Hari Senin, Pekan Biasa XXII
1Tes 4:13-17a
Mzm 96:1.3.4-5.11-12.13
Luk 4:16-30
Kematian itu Indah
Saya pernah membaca sebuah buku berjudul “Kematian itu indah. Bagaimana Menghadapinya?”. Buku kecil ini merupakan buah permenungan St. Alfonsus de Liguori yang disadur bebas oleh alm. Pater Moses Beding CSsR ke dalam bahasa Indonesia. Di dalam buku itu terdapat satu bab yang membahas secara khusus bagaimana cara mempersiapkan kematian. Pertama, kita jangan menunggu saat terakhir baru menyiapkan diri untuk menyambut kematian. Kita semua seharusnya sadar bahwa kita akan mati, satu kali maka haruslah menjadi suatu kematian yang baik dan bahagia. Untuk itu orang harus membenci dosa dan mencintai Allah. Kedua, sering memeriksa bathin dan membereskan hidup. Harapan Alfonsus adalah supaya setiap orang melakukan pertobatan total di dalam hidupnya. Semua afeksi jahat dibuang. Sering mengikuti perayaan Ekaristi dan menerima komuni kudus, mengadakan kunjungan berkala kepada Sakramen Mahakudus dan mengakui dosa-dosa melalui sakramen tobat. Ketiga, menghindarkan diri dari cinta duniawi. Prinsip yang perlu dimiliki oleh setiap orang adalah merasa bahwa setiap hari adalah hari yang terakhir baginya. Dengan demikian orang dapat berdoa, melakukan tugas dengan kasih dan menerima komuni kudus. Ini ketiga kiat yang dapat membantu kita untuk menyiapkan diri sehingga meninggal dunia dalam suasana bahagia dan terberkati. St. Fransiskus dari Asisi mengatakan bahwa kematian itu adalah saudara. Pertanyaan bagi kita adalah mengapa harus takut dengan kematian?

Paulus dalam suratnya juga mengatakan bahwa kita yang masih hidup dan masih tinggal sampai kedatangan Tuhan, sekali-kali tidak akan mendahului mereka yang sudah meninggal. Dengan seruan dari penghulu malaikat dan bunyi sangkakala Allah maka Tuhan sendiri akan turun dari surga. Mereka yang meninggal dalam Kristus akan lebih dahulu bangkit. Kita semua yang masih hidup akan diangkat bersama-sama dengan mereka dalam awan untuk menyongsong Kristus di angkasa. Ini adalah sebuah gambaran eskatologis yang sangat menarik karena menggambarkan bahwa kita semua akan meninggal dunia, satu kali untuk selamanya. Kita juga akan bersatu dengan Kristus selamanya sebagaimana Ia sendiri sudah berjanji sebelum mengalami PaskahNya. Kematian dan kebangkitanNya menjadi kematian kita akibat dosa dan kebangkitan badan atas jasa Yesus Kristus Tuhan kita.

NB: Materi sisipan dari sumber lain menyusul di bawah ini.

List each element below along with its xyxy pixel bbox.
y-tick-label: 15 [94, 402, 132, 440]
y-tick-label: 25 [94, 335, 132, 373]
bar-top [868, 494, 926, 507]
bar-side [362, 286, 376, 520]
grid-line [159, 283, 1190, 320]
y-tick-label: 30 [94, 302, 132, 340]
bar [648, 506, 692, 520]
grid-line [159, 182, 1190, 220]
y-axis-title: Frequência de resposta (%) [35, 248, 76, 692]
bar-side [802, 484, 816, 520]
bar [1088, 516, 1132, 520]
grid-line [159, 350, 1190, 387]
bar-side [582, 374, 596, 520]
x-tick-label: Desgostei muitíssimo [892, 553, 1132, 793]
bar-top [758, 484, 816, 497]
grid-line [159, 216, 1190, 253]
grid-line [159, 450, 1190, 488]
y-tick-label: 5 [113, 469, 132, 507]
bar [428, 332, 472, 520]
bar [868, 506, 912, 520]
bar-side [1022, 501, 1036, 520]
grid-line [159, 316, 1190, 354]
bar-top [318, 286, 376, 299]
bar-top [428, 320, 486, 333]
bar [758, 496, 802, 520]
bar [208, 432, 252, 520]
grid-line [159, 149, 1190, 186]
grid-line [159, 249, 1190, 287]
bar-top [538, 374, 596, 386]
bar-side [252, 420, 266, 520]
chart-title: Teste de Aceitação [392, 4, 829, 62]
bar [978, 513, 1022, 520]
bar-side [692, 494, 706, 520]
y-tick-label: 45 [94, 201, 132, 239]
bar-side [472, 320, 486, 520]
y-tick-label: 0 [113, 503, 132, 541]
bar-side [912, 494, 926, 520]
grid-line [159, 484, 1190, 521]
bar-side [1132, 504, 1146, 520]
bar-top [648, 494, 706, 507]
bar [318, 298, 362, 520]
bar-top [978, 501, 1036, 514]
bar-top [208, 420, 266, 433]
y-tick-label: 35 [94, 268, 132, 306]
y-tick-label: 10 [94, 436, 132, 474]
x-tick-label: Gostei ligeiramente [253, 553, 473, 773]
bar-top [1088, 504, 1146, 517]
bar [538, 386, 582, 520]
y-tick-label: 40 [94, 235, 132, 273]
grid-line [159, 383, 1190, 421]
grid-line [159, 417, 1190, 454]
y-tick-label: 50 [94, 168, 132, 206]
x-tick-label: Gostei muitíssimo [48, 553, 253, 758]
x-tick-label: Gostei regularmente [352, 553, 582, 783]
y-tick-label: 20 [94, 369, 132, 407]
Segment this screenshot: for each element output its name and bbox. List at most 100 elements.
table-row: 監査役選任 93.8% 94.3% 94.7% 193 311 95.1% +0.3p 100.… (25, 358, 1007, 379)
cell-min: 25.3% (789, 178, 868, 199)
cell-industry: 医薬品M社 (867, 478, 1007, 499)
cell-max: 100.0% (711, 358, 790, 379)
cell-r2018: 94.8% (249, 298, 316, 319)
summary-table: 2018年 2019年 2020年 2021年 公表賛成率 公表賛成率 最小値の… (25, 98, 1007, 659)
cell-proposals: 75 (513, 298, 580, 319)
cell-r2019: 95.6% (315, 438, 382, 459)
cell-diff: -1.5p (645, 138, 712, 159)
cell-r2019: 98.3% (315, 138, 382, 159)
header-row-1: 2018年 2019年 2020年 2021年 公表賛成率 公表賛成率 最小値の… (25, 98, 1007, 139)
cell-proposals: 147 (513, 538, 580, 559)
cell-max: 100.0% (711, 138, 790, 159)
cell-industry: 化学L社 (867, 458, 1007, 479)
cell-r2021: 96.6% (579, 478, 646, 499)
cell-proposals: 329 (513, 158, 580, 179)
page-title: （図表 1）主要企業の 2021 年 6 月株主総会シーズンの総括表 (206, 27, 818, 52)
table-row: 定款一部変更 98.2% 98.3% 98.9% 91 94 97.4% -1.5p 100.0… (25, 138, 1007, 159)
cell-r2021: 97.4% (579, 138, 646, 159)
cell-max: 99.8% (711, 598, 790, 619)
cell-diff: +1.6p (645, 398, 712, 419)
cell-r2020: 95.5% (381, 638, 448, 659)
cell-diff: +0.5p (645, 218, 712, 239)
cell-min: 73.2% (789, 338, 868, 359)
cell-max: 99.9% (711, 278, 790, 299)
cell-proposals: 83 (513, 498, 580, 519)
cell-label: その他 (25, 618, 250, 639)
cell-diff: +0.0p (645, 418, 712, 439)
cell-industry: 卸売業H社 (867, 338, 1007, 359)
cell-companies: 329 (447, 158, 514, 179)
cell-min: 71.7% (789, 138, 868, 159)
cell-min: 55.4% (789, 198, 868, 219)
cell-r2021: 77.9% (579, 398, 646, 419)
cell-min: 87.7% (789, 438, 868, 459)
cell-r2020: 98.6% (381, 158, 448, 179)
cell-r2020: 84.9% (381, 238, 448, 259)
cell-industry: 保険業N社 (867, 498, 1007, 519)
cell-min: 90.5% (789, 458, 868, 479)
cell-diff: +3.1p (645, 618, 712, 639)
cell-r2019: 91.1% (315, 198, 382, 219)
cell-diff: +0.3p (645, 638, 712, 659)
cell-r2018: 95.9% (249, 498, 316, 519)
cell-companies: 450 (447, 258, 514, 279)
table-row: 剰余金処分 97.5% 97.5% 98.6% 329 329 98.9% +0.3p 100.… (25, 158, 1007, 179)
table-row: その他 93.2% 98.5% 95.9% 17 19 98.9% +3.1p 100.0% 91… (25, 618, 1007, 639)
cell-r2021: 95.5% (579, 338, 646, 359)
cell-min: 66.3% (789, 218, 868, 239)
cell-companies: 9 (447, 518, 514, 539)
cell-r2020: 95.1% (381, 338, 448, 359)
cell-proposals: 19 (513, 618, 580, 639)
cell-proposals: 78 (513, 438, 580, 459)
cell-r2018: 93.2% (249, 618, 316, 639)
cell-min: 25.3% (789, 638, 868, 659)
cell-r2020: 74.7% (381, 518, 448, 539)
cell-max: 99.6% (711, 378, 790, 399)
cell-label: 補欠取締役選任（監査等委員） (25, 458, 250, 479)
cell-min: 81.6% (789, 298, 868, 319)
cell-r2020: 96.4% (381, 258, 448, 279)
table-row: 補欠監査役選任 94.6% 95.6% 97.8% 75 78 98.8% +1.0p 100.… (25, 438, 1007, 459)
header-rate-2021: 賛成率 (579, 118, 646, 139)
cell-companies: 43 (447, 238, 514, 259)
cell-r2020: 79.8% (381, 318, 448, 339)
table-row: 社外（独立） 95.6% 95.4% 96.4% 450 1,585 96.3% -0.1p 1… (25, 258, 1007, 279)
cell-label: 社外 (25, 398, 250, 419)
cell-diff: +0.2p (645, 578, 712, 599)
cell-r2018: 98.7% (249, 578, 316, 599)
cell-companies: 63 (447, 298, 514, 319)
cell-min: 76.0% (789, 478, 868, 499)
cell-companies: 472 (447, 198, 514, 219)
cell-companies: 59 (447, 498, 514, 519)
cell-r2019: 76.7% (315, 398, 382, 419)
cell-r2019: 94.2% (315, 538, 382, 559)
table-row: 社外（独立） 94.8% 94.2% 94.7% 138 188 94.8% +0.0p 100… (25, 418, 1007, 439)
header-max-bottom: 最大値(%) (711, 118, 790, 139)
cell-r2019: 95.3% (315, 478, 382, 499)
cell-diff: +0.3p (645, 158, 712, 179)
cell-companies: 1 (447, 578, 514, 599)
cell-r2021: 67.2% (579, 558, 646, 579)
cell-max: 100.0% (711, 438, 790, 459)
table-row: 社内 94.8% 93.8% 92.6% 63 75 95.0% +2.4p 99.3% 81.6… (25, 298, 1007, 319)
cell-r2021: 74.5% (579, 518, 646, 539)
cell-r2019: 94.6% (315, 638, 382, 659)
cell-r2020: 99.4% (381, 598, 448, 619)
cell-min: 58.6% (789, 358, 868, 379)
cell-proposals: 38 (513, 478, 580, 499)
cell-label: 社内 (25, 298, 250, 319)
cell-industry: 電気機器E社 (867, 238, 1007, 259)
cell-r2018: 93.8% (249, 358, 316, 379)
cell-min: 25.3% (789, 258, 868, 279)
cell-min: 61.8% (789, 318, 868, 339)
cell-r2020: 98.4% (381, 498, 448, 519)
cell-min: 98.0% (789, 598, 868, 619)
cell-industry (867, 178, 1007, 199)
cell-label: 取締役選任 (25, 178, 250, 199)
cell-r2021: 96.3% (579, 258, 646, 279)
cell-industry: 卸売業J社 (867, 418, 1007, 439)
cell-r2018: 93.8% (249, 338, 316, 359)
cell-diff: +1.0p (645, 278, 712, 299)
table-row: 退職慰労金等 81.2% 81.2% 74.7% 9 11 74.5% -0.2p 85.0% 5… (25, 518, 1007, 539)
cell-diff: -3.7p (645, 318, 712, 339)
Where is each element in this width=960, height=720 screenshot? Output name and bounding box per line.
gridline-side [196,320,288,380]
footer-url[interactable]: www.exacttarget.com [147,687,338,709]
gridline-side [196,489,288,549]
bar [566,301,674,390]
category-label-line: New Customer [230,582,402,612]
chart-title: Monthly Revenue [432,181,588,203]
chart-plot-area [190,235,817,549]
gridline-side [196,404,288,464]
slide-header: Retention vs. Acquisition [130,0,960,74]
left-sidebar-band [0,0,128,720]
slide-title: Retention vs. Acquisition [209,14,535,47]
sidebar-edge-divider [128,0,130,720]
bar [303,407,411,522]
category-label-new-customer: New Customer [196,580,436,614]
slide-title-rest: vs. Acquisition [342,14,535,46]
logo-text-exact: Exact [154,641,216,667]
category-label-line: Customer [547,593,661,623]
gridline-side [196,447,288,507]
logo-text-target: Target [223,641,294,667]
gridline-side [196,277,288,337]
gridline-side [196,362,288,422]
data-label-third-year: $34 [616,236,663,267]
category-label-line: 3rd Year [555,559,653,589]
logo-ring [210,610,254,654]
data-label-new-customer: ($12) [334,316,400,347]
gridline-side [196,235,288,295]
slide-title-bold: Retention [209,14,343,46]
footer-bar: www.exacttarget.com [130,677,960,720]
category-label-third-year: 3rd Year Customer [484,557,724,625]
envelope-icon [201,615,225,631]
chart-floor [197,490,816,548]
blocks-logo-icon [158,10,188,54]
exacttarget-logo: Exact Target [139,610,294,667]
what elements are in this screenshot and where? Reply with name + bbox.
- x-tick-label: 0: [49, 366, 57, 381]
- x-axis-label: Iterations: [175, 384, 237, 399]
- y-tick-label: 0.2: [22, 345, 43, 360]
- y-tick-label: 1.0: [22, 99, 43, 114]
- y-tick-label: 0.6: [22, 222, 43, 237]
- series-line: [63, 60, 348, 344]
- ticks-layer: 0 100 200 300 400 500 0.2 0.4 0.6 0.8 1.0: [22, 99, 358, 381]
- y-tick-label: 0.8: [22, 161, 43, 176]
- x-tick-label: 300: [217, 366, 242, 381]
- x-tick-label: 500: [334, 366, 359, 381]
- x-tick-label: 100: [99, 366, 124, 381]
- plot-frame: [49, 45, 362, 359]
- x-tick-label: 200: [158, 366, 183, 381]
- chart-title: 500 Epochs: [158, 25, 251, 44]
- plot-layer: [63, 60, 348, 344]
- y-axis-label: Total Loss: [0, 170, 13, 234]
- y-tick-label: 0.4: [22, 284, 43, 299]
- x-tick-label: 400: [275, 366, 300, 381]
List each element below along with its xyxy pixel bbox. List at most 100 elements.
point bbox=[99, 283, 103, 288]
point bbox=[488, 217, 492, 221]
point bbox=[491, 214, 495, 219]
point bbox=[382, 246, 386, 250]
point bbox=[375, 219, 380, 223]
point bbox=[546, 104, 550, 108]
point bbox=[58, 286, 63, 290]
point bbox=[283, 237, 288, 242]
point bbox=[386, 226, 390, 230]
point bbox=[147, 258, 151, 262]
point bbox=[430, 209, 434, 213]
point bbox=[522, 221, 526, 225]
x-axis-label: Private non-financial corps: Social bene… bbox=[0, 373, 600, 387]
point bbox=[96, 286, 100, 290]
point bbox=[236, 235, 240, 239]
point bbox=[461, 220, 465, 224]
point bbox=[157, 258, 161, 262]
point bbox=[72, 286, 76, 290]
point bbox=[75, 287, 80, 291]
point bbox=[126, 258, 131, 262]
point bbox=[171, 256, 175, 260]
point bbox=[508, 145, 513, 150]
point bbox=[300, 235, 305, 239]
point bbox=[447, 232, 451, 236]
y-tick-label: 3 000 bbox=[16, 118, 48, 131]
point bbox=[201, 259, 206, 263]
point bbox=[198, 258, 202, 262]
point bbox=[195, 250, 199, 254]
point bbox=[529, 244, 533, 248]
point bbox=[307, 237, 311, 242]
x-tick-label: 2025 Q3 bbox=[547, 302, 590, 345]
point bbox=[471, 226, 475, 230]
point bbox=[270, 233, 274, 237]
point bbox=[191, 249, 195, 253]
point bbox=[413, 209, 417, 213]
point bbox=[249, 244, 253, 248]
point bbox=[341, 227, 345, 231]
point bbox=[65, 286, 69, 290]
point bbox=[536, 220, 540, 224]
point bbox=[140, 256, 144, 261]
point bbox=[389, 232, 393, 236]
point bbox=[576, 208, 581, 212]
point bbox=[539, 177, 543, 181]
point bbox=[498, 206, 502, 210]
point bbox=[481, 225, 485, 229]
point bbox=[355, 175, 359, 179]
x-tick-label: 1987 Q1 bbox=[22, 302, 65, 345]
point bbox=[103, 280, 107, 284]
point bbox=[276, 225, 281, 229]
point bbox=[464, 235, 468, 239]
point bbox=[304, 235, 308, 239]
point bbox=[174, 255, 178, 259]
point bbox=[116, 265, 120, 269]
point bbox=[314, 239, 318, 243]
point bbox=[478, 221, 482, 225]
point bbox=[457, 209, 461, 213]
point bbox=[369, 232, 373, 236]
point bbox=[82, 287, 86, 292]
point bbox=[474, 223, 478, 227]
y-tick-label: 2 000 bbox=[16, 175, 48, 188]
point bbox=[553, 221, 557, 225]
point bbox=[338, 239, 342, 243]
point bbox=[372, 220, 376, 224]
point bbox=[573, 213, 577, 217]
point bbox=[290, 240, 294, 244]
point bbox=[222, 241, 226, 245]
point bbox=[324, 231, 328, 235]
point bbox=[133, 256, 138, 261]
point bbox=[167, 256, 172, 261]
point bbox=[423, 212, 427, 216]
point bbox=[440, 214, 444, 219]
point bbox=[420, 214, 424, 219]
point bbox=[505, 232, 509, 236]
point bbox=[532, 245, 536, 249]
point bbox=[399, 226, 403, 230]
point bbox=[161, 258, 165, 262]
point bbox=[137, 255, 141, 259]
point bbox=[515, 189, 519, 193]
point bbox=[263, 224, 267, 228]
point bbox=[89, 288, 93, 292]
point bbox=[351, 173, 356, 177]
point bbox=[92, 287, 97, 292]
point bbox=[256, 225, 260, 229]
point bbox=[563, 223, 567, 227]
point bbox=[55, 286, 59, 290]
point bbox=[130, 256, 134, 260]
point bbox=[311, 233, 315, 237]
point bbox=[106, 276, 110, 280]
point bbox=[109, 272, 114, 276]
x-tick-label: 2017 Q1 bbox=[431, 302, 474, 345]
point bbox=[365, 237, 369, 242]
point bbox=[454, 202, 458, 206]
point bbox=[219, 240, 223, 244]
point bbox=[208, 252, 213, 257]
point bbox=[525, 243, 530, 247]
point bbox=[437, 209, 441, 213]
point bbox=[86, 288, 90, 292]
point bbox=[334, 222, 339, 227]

Reaksi lain adalah pengajaran dari Yesus bahwa pada hari ini genaplah seluruh nas sewaktu mereka mendengarnya. Semua orang membenarkanNya, tetapi juga terheran-heran dengan kebijaksanaan yang Ia miliki. Dari situ mereka mempertanyakan identitas Yesus: “Bukankah Ia ini anak Yusuf?” Mereka semakin kecewa dan menolak kehadiran Yesus di Nazareth. Orang-orang Nazareth memandang Yesus sebagai Anak Yusuf, si Tukang Kayu. Pandangan orang Nazaret sangat manusiawi. Mereka hanya menandang Yesus sebagai manusia dan lupa bahwa Yesus juga Putra Allah. Banyak kali kita juga mungkin lupa bahwa Tuhan Yesus menyertai kita sehingga di antara kita juga melupakan Tuhan. Orang dapat menjadi agnostik terhadap Yesus.
Sabda Tuhan pada hari ini mengantar kita untuk menerima kematian sebagai bagian akhir hidup kita. Kita menerima kematian karena Yesus Tuhan juga menderita, wafat dan bangkit. Apakah kita percaya kepadaNya?